Since 2012, shortly after Xi Jinping took power, Li has sold many of his real estate investments in mainland China and reinvested most of his money in Europe. His actions have been widely criticized by Chinese nationalists, but from a financial perspective, it was smart. He managed to divest himself of these investments before the start of the Chinese real estate market crash in 2021, which has continued to deteriorate ever since. It has since been argued that this sale of overseas ports, like the one that foresaw the dramatic changes in China’s real estate market, was strategically far-sighted if analyzed purely from a business perspective, avoiding possible political risks while realizing an asset at a very attractive price and leaving the group with plenty of room for its future strategic deployment. However, all these are based on the foundation that the agreement can be signed smoothly.

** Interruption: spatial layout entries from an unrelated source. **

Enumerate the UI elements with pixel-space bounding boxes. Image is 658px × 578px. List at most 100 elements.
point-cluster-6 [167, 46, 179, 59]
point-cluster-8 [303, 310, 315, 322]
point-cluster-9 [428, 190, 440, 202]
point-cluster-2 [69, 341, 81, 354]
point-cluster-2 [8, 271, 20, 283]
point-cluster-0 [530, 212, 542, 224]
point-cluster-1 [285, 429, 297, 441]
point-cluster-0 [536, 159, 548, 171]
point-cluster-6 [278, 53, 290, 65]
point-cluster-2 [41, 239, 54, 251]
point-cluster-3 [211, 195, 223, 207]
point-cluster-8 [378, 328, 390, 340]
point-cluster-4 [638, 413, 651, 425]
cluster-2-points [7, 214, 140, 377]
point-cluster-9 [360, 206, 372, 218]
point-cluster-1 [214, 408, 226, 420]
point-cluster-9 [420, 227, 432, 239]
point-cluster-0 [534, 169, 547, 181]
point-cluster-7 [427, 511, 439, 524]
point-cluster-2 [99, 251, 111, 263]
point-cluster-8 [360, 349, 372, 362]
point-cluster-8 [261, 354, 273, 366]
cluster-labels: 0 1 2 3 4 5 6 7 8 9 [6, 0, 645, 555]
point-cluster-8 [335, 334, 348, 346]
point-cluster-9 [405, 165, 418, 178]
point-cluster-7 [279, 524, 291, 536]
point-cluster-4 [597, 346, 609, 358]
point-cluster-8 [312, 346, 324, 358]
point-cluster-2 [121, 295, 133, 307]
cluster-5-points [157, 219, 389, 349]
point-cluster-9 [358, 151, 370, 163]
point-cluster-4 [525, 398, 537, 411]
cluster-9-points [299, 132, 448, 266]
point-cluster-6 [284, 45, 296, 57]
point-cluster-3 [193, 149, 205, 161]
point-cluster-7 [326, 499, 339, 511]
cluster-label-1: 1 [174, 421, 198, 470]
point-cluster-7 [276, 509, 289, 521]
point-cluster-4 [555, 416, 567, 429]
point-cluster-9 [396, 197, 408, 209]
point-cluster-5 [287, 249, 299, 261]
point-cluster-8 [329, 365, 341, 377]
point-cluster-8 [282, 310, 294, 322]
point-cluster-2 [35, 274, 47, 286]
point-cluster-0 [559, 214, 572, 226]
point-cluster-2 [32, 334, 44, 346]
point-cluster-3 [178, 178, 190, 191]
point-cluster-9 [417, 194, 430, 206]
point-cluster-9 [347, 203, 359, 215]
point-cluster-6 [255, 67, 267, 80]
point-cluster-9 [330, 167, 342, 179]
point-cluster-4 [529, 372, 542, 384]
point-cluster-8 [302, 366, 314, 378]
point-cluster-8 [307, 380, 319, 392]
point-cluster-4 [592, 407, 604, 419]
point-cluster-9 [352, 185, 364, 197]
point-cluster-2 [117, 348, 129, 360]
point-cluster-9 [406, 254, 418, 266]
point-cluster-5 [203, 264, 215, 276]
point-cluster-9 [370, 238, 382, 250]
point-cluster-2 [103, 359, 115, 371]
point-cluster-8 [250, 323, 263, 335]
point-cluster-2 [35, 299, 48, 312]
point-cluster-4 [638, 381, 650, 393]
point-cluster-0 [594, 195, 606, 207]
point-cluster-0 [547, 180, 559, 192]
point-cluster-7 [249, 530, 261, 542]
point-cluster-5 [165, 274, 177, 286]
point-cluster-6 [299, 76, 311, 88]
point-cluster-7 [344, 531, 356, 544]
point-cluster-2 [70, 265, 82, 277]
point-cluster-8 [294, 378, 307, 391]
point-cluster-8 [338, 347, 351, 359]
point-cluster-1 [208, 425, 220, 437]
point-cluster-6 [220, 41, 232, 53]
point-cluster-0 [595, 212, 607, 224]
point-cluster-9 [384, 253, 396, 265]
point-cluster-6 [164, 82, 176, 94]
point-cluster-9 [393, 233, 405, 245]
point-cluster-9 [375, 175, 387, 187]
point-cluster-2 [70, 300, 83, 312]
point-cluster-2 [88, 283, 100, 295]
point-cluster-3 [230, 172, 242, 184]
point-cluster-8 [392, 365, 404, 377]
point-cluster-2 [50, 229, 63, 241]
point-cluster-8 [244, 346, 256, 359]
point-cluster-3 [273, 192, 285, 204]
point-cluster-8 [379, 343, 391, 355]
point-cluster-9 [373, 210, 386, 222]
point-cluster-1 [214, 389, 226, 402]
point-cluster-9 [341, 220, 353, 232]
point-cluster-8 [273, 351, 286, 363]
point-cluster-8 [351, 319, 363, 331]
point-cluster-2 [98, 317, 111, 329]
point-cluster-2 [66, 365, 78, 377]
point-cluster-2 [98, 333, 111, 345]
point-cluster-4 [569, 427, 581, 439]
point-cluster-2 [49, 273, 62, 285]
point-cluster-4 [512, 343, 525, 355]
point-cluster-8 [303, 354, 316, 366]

As geopolitical tensions between the US and China intensify, access to information on the flow of goods through key waterways will be crucial in the event of a “supply chain war”. Trump has repeatedly advocated regaining control of the Panama Canal and surrounding areas for reasons including the threat posed by Chinese influence. U.S. media revealed that the White House has asked the Pentagon to provide military options to ensure U.S. “free access” to the canal. In addition, the Office of the U.S. Trade Representative’s proposal to levy high fees on Chinese-made ships has triggered tremors in the international shipping industry. China’s influence in the global port network has also seen more setbacks than advances over the years, with a net overall decline in the number of ports owned directly by China or operated by third parties. As a result, Beijing is bound to take action against Li Ka-shing’s agreement to sell these two important ports. This standoff is a test of how far China’s top leader, Xi Jinping, is willing to go in exercising control over Hong Kong’s commercial sector, and the U.S. will certainly not stand by and watch. The global supply chain and control of ports are developing into a major battleground for great powers, and the future is sure to be a smoldering one.

Years ago, when globalization was in full swing, not many people questioned which country a company belonged to, but now, with the dramatic changes in geopolitics and the global economic crisis, ideology has once again taken over the high ground of public opinion. For example

TikTok is incorporated in the U.S., with corporate headquarters in Los Angeles and Singapore, but is controlled by the board of directors of the Chinese company, TikTok. Even if public opinion glosses over it, TikTok is a global private company: 60% of its investors are global institutions, 20% of its shares are held by its founder, Yiming Zhang, and the other 20% are shared by all its employees; and three of its five board members are Americans. But it’s hard to explain in a few words the real money at stake behind the scenes. And like most major Chinese companies, the Communist Party of China (CPC) set up a party branch at Beatnik in 2014, which probably says a lot. As for Li Ka-shing’s Cheung Kong Hutchison, there is breathing room in today’s searing situation only because of its reliance on Hong Kong, the former Pearl of the Orient, which has evolved into a multinational enterprise through decades of Chinese investment. The deal puts Beijing on the horns of a dilemma, as any major move to jeopardize it could aggravate tensions between the Chinese government and the Trump administration. As you can imagine, there will be consequences to this port sale, and even if the deal is signed, Beijing will be ready to “settle scores in the fall,” and there will be more to come.